R

R is my favorite language. It's free and open source, it's used by statisticians worldwide, and the community of users is always adding new packages to CRAN.

Joint Statistical Meetings Data Expo 2013 poster entry

Soul of the Community poster

Every other year, the American Statistical Association hosts a data visualization competition, called the Data Expo. In 2013, they provided data from the Knight Foundation on "The Soul of the Community," and asked entrants to visualize what made a good community. When I decided to enter the competition, my goal was to become fluent in ggplot2, as well as learn a little about shiny and ggvis. I certainly achieved those goals!

Because my main goal was to learn new tools, my analysis was mostly exploratory. But my most interesting work focused on community meta-knowledge. That is, if a particular community is good (or bad) for a particular subsection of the population, are those outside that sub-population aware of it? For example, if a community is friendly to immigrants, is the community overall aware of that? Or, if a community is bad for seniors or families with children, do non-seniors and non-parents understand that?

All the data I used in creating my poster, as well as the associated code (including my simple shiny and gigvis apps), is available on my github, or you can check it out here.

R packages

I'm currently working on a few R packages.

locatr

>locatr(data=list(2,3), answer=5)    
     output
1       2+3
2 sum(2, 3)

locatr is an R package that helps you find that R function that's on the tip of your tongue. You provide a set of input data (for example, 2 and 3) and your desired outcome (5), and it returns a list of potential functions.

Obviously, this example is simple, but it is a powerful tool for remembering function names and syntax, as well as discovering new functions.

Right now, it is in development (meaning you'd have to use devtools and install.github() to install it) and I'm only supporting functions in the base package.

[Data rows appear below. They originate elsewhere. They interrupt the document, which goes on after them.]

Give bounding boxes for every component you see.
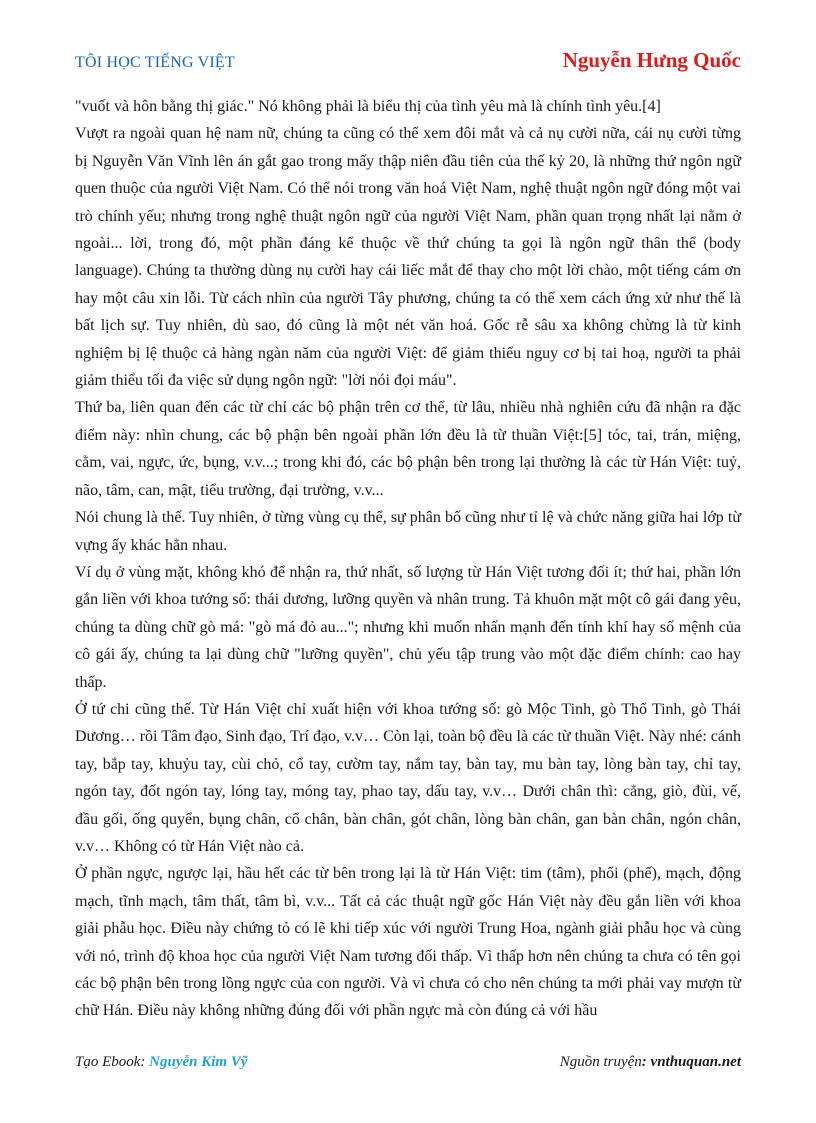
book-title: TÔI HỌC TIẾNG VIỆT xyxy=(75,54,235,71)
paragraph: Ví dụ ở vùng mặt, không khó để nhận ra, thứ nhất, số lượng từ Hán Việt tương đối ít; thứ hai, phần lớn gắn liền với khoa tướng số: thái dương, lưỡng quyền và nhân trung. Tả khuôn mặt một cô gái đang yêu, chúng ta dùng chữ gò má: "gò má đỏ au..."; nhưng khi muốn nhấn mạnh đến tính khí hay số mệnh của cô gái ấy, chúng ta lại dùng chữ "lưỡng quyền", chủ yếu tập trung vào một đặc điểm chính: cao hay thấp. xyxy=(75,563,741,691)
source-credit xyxy=(560,1054,741,1071)
paragraph: Vượt ra ngoài quan hệ nam nữ, chúng ta cũng có thể xem đôi mắt và cả nụ cười nữa, cái nụ cười từng bị Nguyễn Văn Vĩnh lên án gắt gao trong mấy thập niên đầu tiên của thế kỷ 20, là những thứ ngôn ngữ quen thuộc của người Việt Nam. Có thể nói trong văn hoá Việt Nam, nghệ thuật ngôn ngữ đóng một vai trò chính yếu; nhưng trong nghệ thuật ngôn ngữ của người Việt Nam, phần quan trọng nhất lại nằm ở ngoài... lời, trong đó, một phần đáng kể thuộc về thứ chúng ta gọi là ngôn ngữ thân thể (body language). Chúng ta thường dùng nụ cười hay cái liếc mắt để thay cho một lời chào, một tiếng cám ơn hay một câu xin lỗi. Từ cách nhìn của người Tây phương, chúng ta có thể xem cách ứng xử như thế là bất lịch sự. Tuy nhiên, dù sao, đó cũng là một nét văn hoá. Gốc rễ sâu xa không chừng là từ kinh nghiệm bị lệ thuộc cả hàng ngàn năm của người Việt: để giảm thiểu nguy cơ bị tai hoạ, người ta phải giảm thiểu tối đa việc sử dụng ngôn ngữ: "lời nói đọi máu". xyxy=(75,125,741,390)
paragraph: Nói chung là thế. Tuy nhiên, ở từng vùng cụ thể, sự phân bố cũng như tỉ lệ và chức năng giữa hai lớp từ vựng ấy khác hẳn nhau. xyxy=(75,509,741,554)
ebook-author: Nguyễn Kim Vỹ xyxy=(149,1054,248,1070)
ebook-label: Tạo Ebook xyxy=(75,1054,141,1070)
page-footer xyxy=(75,1054,741,1076)
paragraph: Ở phần ngực, ngược lại, hầu hết các từ bên trong lại là từ Hán Việt: tim (tâm), phổi (phế), mạch, động mạch, tĩnh mạch, tâm thất, tâm bì, v.v... Tất cả các thuật ngữ gốc Hán Việt này đều gắn liền với khoa giải phẫu học. Điều này chứng tỏ có lẽ khi tiếp xúc với người Trung Hoa, ngành giải phẫu học và cùng với nó, trình độ khoa học của người Việt Nam tương đối thấp. Vì thấp hơn nên chúng ta chưa có tên gọi các bộ phận bên trong lồng ngực của con người. Và vì chưa có cho nên chúng ta mới phải vay mượn từ chữ Hán. Điều này không những đúng đối với phần ngực mà còn đúng cả với hầu xyxy=(75,865,741,1020)
paragraph: Ở tứ chi cũng thế. Từ Hán Việt chỉ xuất hiện với khoa tướng số: gò Mộc Tinh, gò Thổ Tinh, gò Thái Dương… rồi Tâm đạo, Sinh đạo, Trí đạo, v.v… Còn lại, toàn bộ đều là các từ thuần Việt. Này nhé: cánh tay, bắp tay, khuỷu tay, cùi chỏ, cổ tay, cườm tay, nắm tay, bàn tay, mu bàn tay, lòng bàn tay, chỉ tay, ngón tay, đốt ngón tay, lóng tay, móng tay, phao tay, dấu tay, v.v… Dưới chân thì: cẳng, giò, đùi, vế, đầu gối, ống quyển, bụng chân, cổ chân, bàn chân, gót chân, lòng bàn chân, gan bàn chân, ngón chân, v.v… Không có từ Hán Việt nào cả. xyxy=(75,700,741,855)
paragraph: "vuốt và hôn bằng thị giác." Nó không phải là biểu thị của tình yêu mà là chính tình yêu.[4] xyxy=(75,98,661,115)
source-site[interactable]: vnthuquan.net xyxy=(650,1054,741,1070)
page-header xyxy=(75,48,741,78)
paragraph: Thứ ba, liên quan đến các từ chỉ các bộ phận trên cơ thể, từ lâu, nhiều nhà nghiên cứu đã nhận ra đặc điểm này: nhìn chung, các bộ phận bên ngoài phần lớn đều là từ thuần Việt:[5] tóc, tai, trán, miệng, cằm, vai, ngực, ức, bụng, v.v...; trong khi đó, các bộ phận bên trong lại thường là các từ Hán Việt: tuỷ, não, tâm, can, mật, tiểu trường, đại trường, v.v... xyxy=(75,399,741,499)
ebook-credit xyxy=(75,1054,248,1071)
ebook-separator: : xyxy=(140,1054,150,1070)
source-label: Nguồn truyện xyxy=(559,1054,642,1070)
author-name: Nguyễn Hưng Quốc xyxy=(562,48,741,72)
body-text xyxy=(75,93,741,1025)
source-separator: : xyxy=(641,1054,651,1070)
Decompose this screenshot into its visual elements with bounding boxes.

My next step is to lock up some pesky environment issues that are causing problems generally, so I can extend the package to search many more functions (my goal is the top 100 packages).

LivelyR

LivelyR will someday support dynamic graphics creation in the web browser, allowing users to drag and drop elements and create dynamic graphics using the ggvis package.

MobilizeSimple

MakeMap(labike$latitude, labike$longitude)
	
Map
MobilizeSimple is a set of helper functions for the Mobilize curriculum.

One category of task it simplifies is mapmaking. Instead of ten lines of code (adjusting projections, fetching maps, calculating extents), students only have to type one. This abstracts away the harder tasks, but because R is written in R, they can always dig down one layer of abstraction.

The package does the same for text analysis, simplifying the creation of the corpus creation, term document matrix, etc., and making it easy to jump to text preparation and visualization (in the form of a barchart or word cloud).

Although these functions were designed as simplifications for students, I have found myself turning to them for my own work! For example, the maps I created for my poster (above) were done using the mapmaking function

1,000 tweets

Tweets

In honor of my 1,000th tweet, I decided to investigate what events contributed the most tweets to my count, and see if 1,000 tweets was really an important milestone. (Hint: it's not!)

Earthquake graphics work

Drift direction

Contract work for The Institute of Celestial Geodynamics and scientist Douglas Zbikowski, performing calculations on a variety of data and producing publication-ready graphics. 2007-present. The general idea behind the project is that the movement of the poles impacts plate tectonics and therefore can be used to explain some of the variability in earthquake occurrences. Full description of the project and plots can be found in Zbikowski's work.

This is just one example from the current total of approximately 40 plots produced, drift direction, as well as the corresponding R code.


 

Spatial analysis of Barnes and Noble bookstores in California

California Barnes and Nobles

For the spatial statistics course I took from Rick Paik Schoenberg, I did my final project on Barnes and Noble bookstores in California. The idea behind the project was to see if there was any significant difference between the distribution of bookstores in Northern and Southern California. Unfortunately, the project didn't turn much up-- as you might expect, bookstores tend to be clustered where people live in higher densities, so my plot is almost a proxy for population.


 

Analysis of tweet count against box office returns

Tweets and box office returns

As a project for the statistical programming course I took from Mark Hansen, we were asked to compare the number of tweets about movies with their box office returns.